Książki z wydawnictwa TASHKA mają zaskakujących bohaterów. Nigdy nie wiem jaka przygoda spotka kogoś, z kim nie wiążę nadziei, że zagra pierwsze skrzypce w opowieści. Kogo niepozornego przywoła autor lub autorka, jaki schemat przełamie i jak poprowadzi wątki? Czy będzie to czarujący rumak Romuald, czy kozacka banda podwórkowych gołębi, mol, włos, pchełka? Podoba mi się nieoczywistość Tashkowych bohaterów, bo dobór postaci oraz ich perypetii zachęca do uważnego spojrzenia z otwartością i humorem na potencjał niebanalnych stworzeń. Jeśli cenicie głębsze wglądy w rzeczywistość od podszewki i czarodziejskie odkrycia w świecie dziecięcej wyobraźni, z pewnością chętnie sięgniecie po Bajkę i Majkę oraz Kapselka.
Bajka i Majka
Malina Prześluga ma dar wnikliwego przyglądania się opatrzonej rzeczywistości i skupiania się na drobiazgach, na które nikt nie zwraca uwagi w codziennym pędzie. Ze zwykłych rzeczy sprawnie wyczarowuje wciągającą historię. W tej książce bohaterką czyni pchłę podróżniczkę o imieniu Majka. Jest ona prawdziwą globtroterką i autostopowiczką – dociera tam gdzie chce i zwiedza cały świat od zakamarków polskich miast i miasteczek aż po odległe Indie. Jak się domyślacie, przemieszcza się na psach.

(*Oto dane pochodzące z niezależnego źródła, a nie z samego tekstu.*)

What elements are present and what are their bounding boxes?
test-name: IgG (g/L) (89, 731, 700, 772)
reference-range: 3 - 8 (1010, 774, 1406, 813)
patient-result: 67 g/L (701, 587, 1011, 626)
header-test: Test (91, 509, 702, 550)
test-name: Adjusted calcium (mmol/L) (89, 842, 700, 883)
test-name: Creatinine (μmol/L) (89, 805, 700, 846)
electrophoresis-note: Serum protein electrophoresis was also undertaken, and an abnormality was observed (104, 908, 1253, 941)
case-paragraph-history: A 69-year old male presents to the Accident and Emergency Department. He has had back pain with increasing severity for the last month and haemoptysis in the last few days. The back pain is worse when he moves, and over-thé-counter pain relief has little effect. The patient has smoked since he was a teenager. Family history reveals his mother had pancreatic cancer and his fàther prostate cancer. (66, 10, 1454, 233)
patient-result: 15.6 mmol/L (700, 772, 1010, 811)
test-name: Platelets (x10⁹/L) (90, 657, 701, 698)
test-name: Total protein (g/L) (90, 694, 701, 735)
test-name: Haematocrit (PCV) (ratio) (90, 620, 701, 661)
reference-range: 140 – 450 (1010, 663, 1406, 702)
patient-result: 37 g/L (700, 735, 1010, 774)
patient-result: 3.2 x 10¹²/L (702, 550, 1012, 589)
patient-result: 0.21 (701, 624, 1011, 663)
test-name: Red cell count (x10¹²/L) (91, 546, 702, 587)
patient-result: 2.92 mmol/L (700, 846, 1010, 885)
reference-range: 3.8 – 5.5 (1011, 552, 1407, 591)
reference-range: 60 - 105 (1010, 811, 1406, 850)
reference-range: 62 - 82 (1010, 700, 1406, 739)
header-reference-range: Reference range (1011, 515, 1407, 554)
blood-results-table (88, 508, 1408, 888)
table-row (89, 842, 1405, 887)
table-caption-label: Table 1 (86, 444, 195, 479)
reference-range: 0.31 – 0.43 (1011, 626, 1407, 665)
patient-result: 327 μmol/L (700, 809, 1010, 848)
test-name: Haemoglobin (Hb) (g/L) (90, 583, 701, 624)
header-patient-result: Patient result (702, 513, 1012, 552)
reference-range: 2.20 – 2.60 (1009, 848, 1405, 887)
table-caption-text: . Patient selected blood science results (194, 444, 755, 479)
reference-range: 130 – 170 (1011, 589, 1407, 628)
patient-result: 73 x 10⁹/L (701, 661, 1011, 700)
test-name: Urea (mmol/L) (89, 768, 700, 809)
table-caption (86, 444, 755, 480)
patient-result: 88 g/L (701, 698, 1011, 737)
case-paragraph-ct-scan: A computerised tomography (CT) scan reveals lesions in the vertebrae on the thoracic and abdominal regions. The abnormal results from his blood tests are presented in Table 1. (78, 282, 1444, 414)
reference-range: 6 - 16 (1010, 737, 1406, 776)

W podróży towarzyszy jej Maciek, starszy brat i opiekun w jednej osobie. Pewnego razu pchle rodzeństwo zostaje rozdzielone i odtąd Majka podróżuje sama. Spotkanie z komarem, ucieczka przed niebezpiecznym kapciem, poszukiwania brata… Jak się zakończy pierwsza samodzielna wyprawa Majki? Wskoczcie w tę przygodę, w misterne, drobiazgowe ilustracje Agnieszki Rzeźniak, pełne niuansów i odcieni, przedzierajcie się przez sierść, krok po kroku, od włosa do włosa, a wszystkiego się dowiecie! Autorka kreśli opowieść rozpoznawalnym, lekkim językiem, z charakterystyczną składnią będącą odzwierciedleniem dziecięcego spojrzenia na świat. Pchła Majka jest postacią zabawną i śmieszną, choć możemy ją też postrzegać jako strażniczkę uważności. Sprawia, że porzucamy rutynę i przyzwyczajenia, zmieniamy perspektywę, przypatrujemy się światu w sposób jakiego do tej pory nie znaliśmy. Stworzenie budzące negatywne skojarzenia ma swoją opowieść. Różową, włochatą, ciepłą i przygodową. Warto się zatrzymać i poznać Majkę.
Kapselek
Kolejną podróż przez wyobraźnię pełną nietypowych bohaterów funduje nam Kamil Niewiński. Autor ożywia emocje oraz przedmioty, czyniąc je równoprawnymi postaciami w opowieści o niespotykanej przyjaźni chłopca i kapselka. Wszystko zaczyna się wraz ze znalezieniem tajemniczego pudełka w trakcie sprzątania gratów. Kapselek dzieli się z chłopcem wspomnieniami z czasów, gdy jego rodzice byli zaledwie dziećmi, i zaprasza go do świata zabaw z dawnych lat, gdy na podwórkach rysowało się tory pełne zakrętasów i godzinami grało w kapsle z wypiekami na twarzy.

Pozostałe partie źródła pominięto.